The course consists of a lecture segment, which rarely ends at the scheduled one-hour time-limit. There are two many points of competition rules and safety to cover, and frankly not everyone who registers for the course are as well versed in safe gun-handling as they should be. Sometimes we spend a lot of time on 'remedial' training. Many attendees have received little or more training, and many have little experience in competition which requires them to draw their pistol from a holster.
My opening comments are along the line of introducing myself, explaining that:
"I received my Intro to USPSA training in 1983, I am a B-class shooter in the few divisions in which I compete, and I'm not very good at it. But I am experienced; I'm a Certified Chief Range Officer, and my instruction will be to show you what the rules are, what they mean, and how to get through an IPSC match safely."We don't talk about Defensive Shooting Techniques, although we talk a lot about what the safety rules and why they exist.
On occasion, I use real-life match experiences to illustrate why rigid rules are necessary, and I have a visual aid explaining the "Seven Deadly Sins of IPSC Competition" .... which are one-line blurbs which are the only outline of the class.
As we begin, I ask each person to stand up, introduce themselves to the class, and tell us a bit about their experience with firearms and firearms competition. That only makes us all personal 'best friends forever', but helps me to evaluate the level of expertise that I can expect from each person.
I also tell them that this is an 'open forum' discussion; if they have questions, they should let me know. I sometimes ask them to remember the question and ask me again after I've finished my thought; usually, though, the questions are immediately pertinent and give the impression that this is not a tightly structured class when The Instructor Knows Everything ... but rather a discussion among peers.
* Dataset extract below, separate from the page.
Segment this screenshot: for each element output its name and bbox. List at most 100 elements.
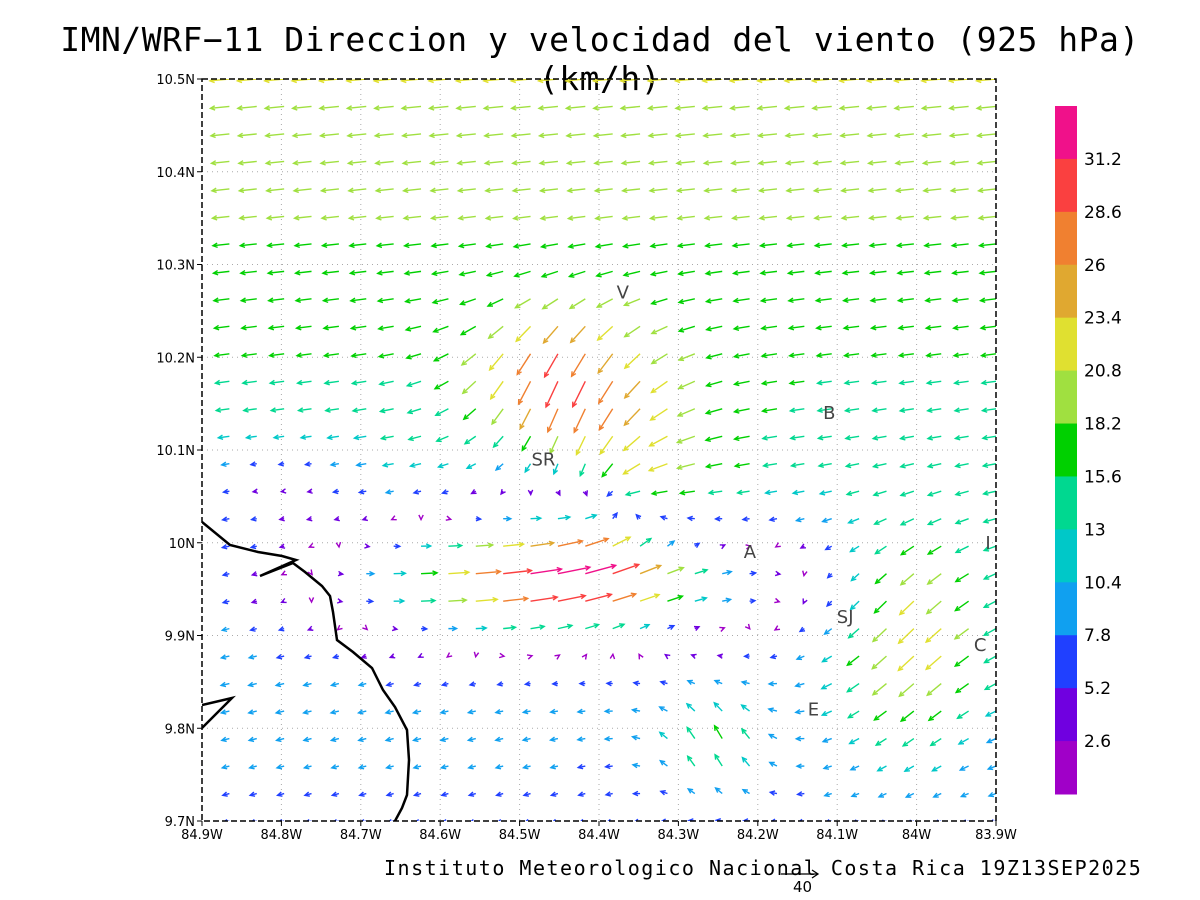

AFTER we have hit the main points, and all questions have been answered, we take a 15 minute break. Then we go into the prop room and pull out target stands, a half-dozen IPSC targets (which the club ... Albany Rifle and Pistol Club in Albany, Oregon) generously provides, also some steel targets, shooting boxes, and any other props which seem reasonable for the second phase of the lesson:
LIVE FIRING EXERCISE
This is the part that takes so long. Everyone gears up. (I've already told the class that, while the RANGE doesn't require everyone to wear protective glasses while on the range, I do personally require everyone to wear them during the class session ... which starts at "Hello").
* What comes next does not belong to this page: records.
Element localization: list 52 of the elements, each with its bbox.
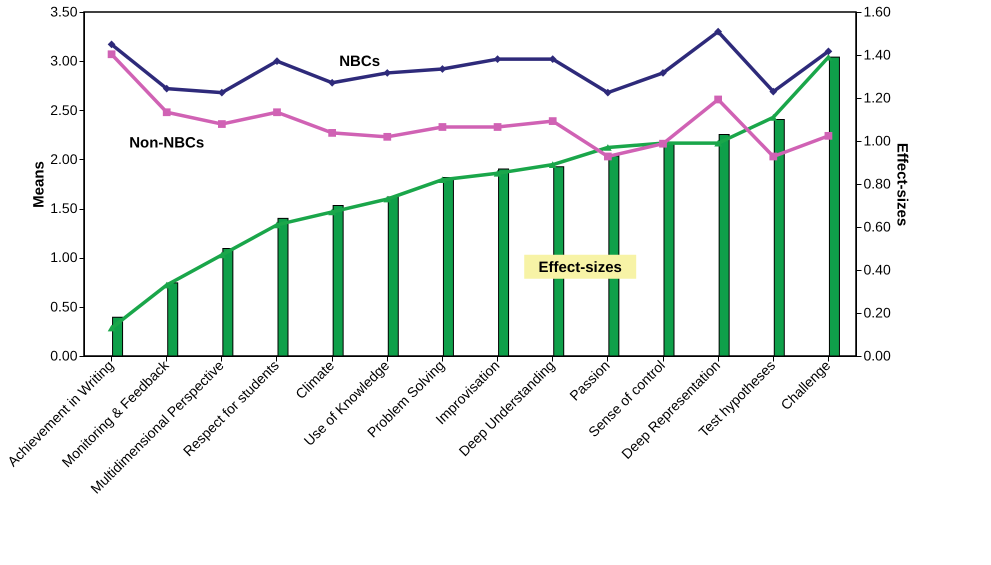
point xyxy=(108,324,116,332)
point xyxy=(162,108,171,116)
point xyxy=(273,108,281,116)
point xyxy=(824,132,832,140)
y2-tick-label: 0.20 xyxy=(864,304,891,320)
y2-tick-label: 0.40 xyxy=(864,262,891,278)
y2-tick-label: 1.00 xyxy=(864,132,891,148)
point xyxy=(714,96,722,104)
point xyxy=(604,144,612,151)
y2-tick-label: 1.40 xyxy=(864,46,891,62)
point xyxy=(824,47,832,56)
point xyxy=(438,176,446,184)
y-tick-label: 0.50 xyxy=(50,298,78,314)
point xyxy=(328,129,336,137)
point xyxy=(108,50,116,58)
point xyxy=(383,132,392,141)
point xyxy=(494,123,502,131)
point xyxy=(273,221,281,228)
point xyxy=(273,57,281,66)
y-axis-title: Means xyxy=(30,161,48,208)
point xyxy=(659,69,667,77)
point xyxy=(108,40,116,48)
point xyxy=(218,120,226,128)
point xyxy=(714,140,722,147)
y-tick-label: 1.50 xyxy=(50,200,78,216)
series-label: NBCs xyxy=(339,52,380,70)
point xyxy=(769,88,778,96)
y2-tick-label: 0.60 xyxy=(864,218,891,234)
y2-tick-label: 1.20 xyxy=(864,90,891,106)
point xyxy=(328,208,336,216)
y2-tick-label: 0.80 xyxy=(864,176,891,192)
y-tick-label: 3.50 xyxy=(50,4,78,20)
point xyxy=(769,152,778,160)
point xyxy=(604,152,612,160)
point xyxy=(714,28,722,36)
point xyxy=(494,170,502,177)
y2-tick-label: 0.00 xyxy=(864,348,891,364)
point xyxy=(548,161,557,168)
point xyxy=(548,117,557,125)
point xyxy=(604,88,612,96)
y-tick-label: 1.00 xyxy=(50,249,78,266)
y2-axis-title: Effect-sizes xyxy=(894,142,911,226)
point xyxy=(769,114,778,121)
y-tick-label: 2.00 xyxy=(50,150,78,167)
point xyxy=(383,196,392,202)
y-tick-label: 0.00 xyxy=(50,348,78,364)
point xyxy=(438,123,446,131)
series-label: Effect-sizes xyxy=(538,258,622,276)
series-label: Non-NBCs xyxy=(129,134,204,152)
y-tick-label: 3.00 xyxy=(50,52,78,69)
y2-tick-label: 1.60 xyxy=(864,4,891,20)
y-tick-label: 2.50 xyxy=(50,102,78,118)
Gearing UP means getting a holster, magazine carriers, loaded magazines all secured on a sturdy belt which fits through at least three belt loops. This is a rule, which is not ever enforced in USPSA but I teach it because ALL rules are important.
We start out learning the Range Commands.
LOAD AND MAKE READY:
They stand in a shooting box before one target, and at the command the acquire their pistol, load a magazine, chamber a round, safe and holster their pistol.
At the sound of the electronic timing buzzer's beep, they draw and fire one round at the target.
Then they unload and show clear ... and we repeat the command.
They then repeat the same exercise. This allows them to learn and understand the basic range commands.
Each exercise becomes more complex, and includes more competition elements:
- Engaging multiple targets
- Mandatory Reloads
- Movement between shooting positions
- Shooting with strong-hand or weak-hand only
- Engaging reactive (steel) targets
- Shooting targets at near distance (7 yards) and far distance (20 yards)
- Different starting positions (hands, holding objects, starting facing uprange, barricades etc.)